Jay Sexton receives 2024 SEC Faculty Achievement Award

Jay Sexton

March 13, 2024
Contact: Eric Stann, 573-882-3346, StannE@missouri.edu  
Photo by Pate McCuien

In fourth grade, Jay Sexton first encountered one of James McPherson’s most influential works, “Battle Cry of Freedom: The Civil War Era.” That experience would ignite a lifelong passion for studying history and establish an ongoing legacy as a preeminent scholar in the study of the American story.

As director of the Kinder Institute on Constitutional Democracy at the University of Missouri — a world-renowned academic center devoted to the study of the American founding, including constitutional and democratic principles, history and traditions — Sexton was recently named a recipient of the Southeastern Conference (SEC) 2024 Faculty Achievement Award. The recognition is given annually to one professor from each university within the SEC.

“It comes as no surprise that the SEC is recognizing Jay’s scholarship and research,” said Matthew Martens, MU interim provost and executive vice chancellor for academic affairs. “His work and his role as director of the Kinder Institute further strengthen Mizzou’s reputation as a leader in the field of constitutional democracy.”

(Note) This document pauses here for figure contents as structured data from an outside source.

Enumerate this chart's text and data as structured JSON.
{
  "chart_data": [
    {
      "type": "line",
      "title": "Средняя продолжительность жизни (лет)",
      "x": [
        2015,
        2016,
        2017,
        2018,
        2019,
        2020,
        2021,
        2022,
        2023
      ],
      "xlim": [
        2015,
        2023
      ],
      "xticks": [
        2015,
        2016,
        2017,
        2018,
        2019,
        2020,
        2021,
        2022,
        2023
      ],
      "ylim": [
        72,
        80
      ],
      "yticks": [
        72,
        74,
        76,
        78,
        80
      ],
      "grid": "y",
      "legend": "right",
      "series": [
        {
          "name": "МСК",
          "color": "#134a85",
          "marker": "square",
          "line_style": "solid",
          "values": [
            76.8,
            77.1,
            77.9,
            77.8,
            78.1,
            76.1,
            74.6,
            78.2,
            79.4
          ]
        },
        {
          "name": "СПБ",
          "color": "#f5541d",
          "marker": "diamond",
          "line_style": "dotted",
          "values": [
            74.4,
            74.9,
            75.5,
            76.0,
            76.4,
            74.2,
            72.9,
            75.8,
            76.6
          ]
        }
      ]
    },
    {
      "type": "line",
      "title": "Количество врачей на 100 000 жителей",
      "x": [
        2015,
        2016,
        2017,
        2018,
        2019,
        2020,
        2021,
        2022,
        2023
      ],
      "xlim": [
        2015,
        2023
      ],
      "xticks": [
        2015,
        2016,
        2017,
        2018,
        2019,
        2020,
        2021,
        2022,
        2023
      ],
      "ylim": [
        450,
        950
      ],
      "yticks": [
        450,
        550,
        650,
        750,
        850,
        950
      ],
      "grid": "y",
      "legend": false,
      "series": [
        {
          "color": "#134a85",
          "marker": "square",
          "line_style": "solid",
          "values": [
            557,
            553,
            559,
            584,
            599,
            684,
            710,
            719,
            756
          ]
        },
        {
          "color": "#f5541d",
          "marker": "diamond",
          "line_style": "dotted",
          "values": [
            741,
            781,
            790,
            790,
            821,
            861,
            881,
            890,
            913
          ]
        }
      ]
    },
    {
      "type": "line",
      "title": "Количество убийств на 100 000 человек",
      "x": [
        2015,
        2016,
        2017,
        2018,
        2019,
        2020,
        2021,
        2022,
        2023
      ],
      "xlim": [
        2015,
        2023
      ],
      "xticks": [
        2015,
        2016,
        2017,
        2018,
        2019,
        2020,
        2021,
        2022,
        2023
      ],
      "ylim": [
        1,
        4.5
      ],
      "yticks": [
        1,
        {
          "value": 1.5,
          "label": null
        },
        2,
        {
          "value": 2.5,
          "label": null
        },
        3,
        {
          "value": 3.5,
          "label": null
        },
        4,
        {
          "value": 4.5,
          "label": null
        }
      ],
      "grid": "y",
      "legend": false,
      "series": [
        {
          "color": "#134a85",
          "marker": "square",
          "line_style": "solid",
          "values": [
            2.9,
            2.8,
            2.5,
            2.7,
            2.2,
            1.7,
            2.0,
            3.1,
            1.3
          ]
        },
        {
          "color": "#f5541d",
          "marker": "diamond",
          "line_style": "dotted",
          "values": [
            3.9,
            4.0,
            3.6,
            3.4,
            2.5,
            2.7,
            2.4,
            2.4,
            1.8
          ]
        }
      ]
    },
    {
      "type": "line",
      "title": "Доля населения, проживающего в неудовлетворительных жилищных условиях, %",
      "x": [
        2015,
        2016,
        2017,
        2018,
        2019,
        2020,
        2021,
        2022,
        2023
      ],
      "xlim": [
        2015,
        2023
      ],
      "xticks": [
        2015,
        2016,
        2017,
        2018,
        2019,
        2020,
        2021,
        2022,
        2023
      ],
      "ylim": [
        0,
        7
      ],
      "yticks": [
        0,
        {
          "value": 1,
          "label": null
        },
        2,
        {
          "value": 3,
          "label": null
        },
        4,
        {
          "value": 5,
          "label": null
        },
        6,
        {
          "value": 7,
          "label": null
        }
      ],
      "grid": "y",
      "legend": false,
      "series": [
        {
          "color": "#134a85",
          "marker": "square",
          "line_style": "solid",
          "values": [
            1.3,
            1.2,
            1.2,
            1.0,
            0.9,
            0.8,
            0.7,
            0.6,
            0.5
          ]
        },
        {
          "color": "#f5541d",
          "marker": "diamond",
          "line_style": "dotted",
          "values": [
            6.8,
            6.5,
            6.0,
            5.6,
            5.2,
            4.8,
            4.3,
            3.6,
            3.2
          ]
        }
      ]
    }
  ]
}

Sexton, who has taught at MU since 2016, said he’s humbled to receive this award, and credits the supportive community around him at Mizzou, including his colleagues in the Kinder Institute and the Department of History, for inspiring him to tackle difficult topics and help drive his field forward.

“I am so proud to receive this award, and I truly feel it reflects favorably on the wider team at Mizzou and the work we are doing here,” said Sexton, who is also the Rich and Nancy Kinder Chair of Constitutional Democracy and a professor in the Department of History. “I am nothing without my colleagues.”

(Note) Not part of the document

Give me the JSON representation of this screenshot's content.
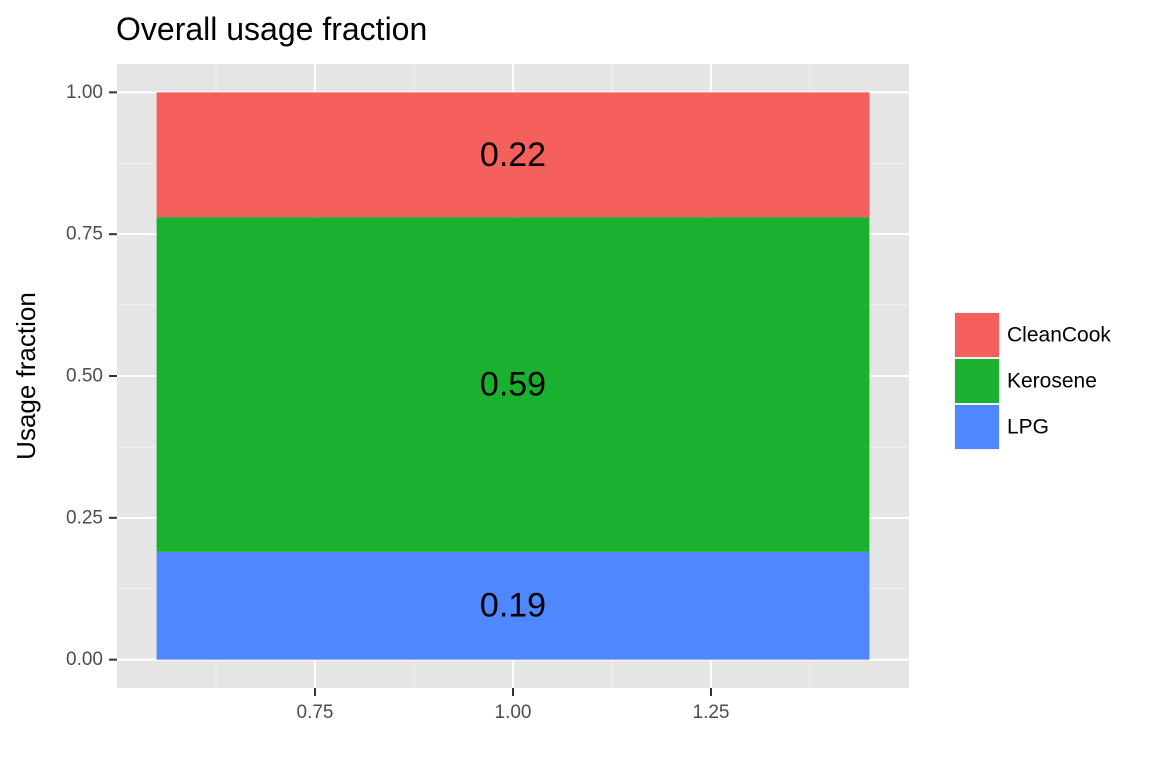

Sexton is deeply committed to developing engaged citizens who think and understand America’s government outside of political division, said Cooper Drury, dean of the College of Arts and Science and home to the Department of History.

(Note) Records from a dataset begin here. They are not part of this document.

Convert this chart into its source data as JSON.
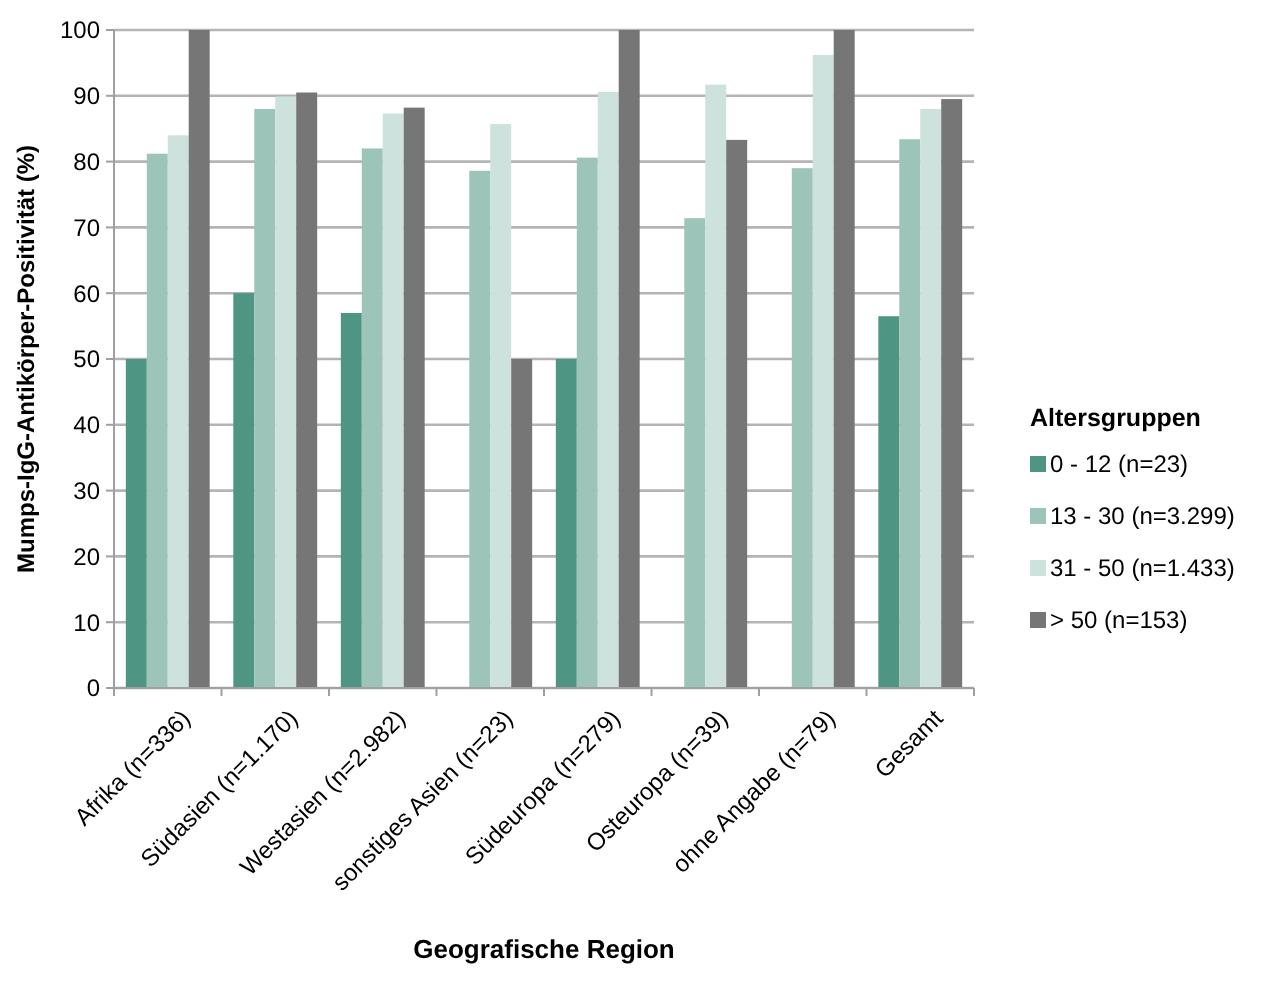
{
  "chart_data": {
    "type": "bar",
    "xlabel": "Geografische Region",
    "ylabel": "Mumps-IgG-Antikörper-Positivität (%)",
    "legend_title": "Altersgruppen",
    "legend": "right",
    "categories": [
      "Afrika (n=336)",
      "Südasien (n=1.170)",
      "Westasien (n=2.982)",
      "sonstiges Asien (n=23)",
      "Südeuropa (n=279)",
      "Osteuropa (n=39)",
      "ohne Angabe (n=79)",
      "Gesamt"
    ],
    "series": [
      {
        "name": "0 - 12 (n=23)",
        "color": "#4e9583",
        "values": [
          50,
          60,
          57,
          null,
          50,
          null,
          null,
          56.5
        ]
      },
      {
        "name": "13 - 30 (n=3.299)",
        "color": "#9cc4b9",
        "values": [
          81.2,
          88,
          82,
          78.6,
          80.6,
          71.4,
          79,
          83.4
        ]
      },
      {
        "name": "31 - 50 (n=1.433)",
        "color": "#cde2dc",
        "values": [
          84,
          89.9,
          87.3,
          85.7,
          90.6,
          91.7,
          96.2,
          88
        ]
      },
      {
        "name": "> 50 (n=153)",
        "color": "#767676",
        "values": [
          100,
          90.5,
          88.2,
          50,
          100,
          83.3,
          100,
          89.5
        ]
      }
    ],
    "ylim": [
      0,
      100
    ],
    "yticks": [
      0,
      10,
      20,
      30,
      40,
      50,
      60,
      70,
      80,
      90,
      100
    ],
    "grid": "y"
  }
}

“Jay inspires our students to use the American founding as a basis for understanding where we are today as a country,” Drury said. “As a prolific author and expert in the political and economic history of the 19th century, he can seamlessly translate that research into the classroom and spaces where his students are engaging in debate, reflection and understanding. We are proud to have him as a member of our faculty.”

Contextualizing history

Today, Sexton continues to share the book that started it all: McPherson’s 1988 classic — a book he considers as the master narrative of the American Civil War — with the Mizzou students who take his American Civil War history class each fall.

“Studying history is to explore how different forms of structuring human society took root in specific places at specific times,” Sexton said. “I construct my syllabi and class discussions in ways that frame the topic under consideration as a creation of historically specific forces, not as another link in the chain of some timeless struggle between the same forces of good and evil that we identify with today.”

Sexton encourages his students to look beyond the present and break out of the “national box” of thinking, an insight he first gained while studying abroad at Oxford University in England. To him, breaking out of the national box is all about contextualizing history.

“Approaching history in purely national terms — which is what Americans have traditionally done — has its limitations,” Sexton said. “Many students these days arrive on campus viewing history as an extension of the political battlefields of the present. This is the biggest obstacle I confront, because these views are about the present, not the past.”

Sexton’s research focuses on contextualizing the geopolitical position of the United States during the 19th century. Much of his efforts are centered around providing a perspective as seen from the international stage.

“I want to empower my students to consider how the United States fits into the wider world,” Sexton said. “That picture looks a lot different from an international viewpoint than when told using the same old national stories.”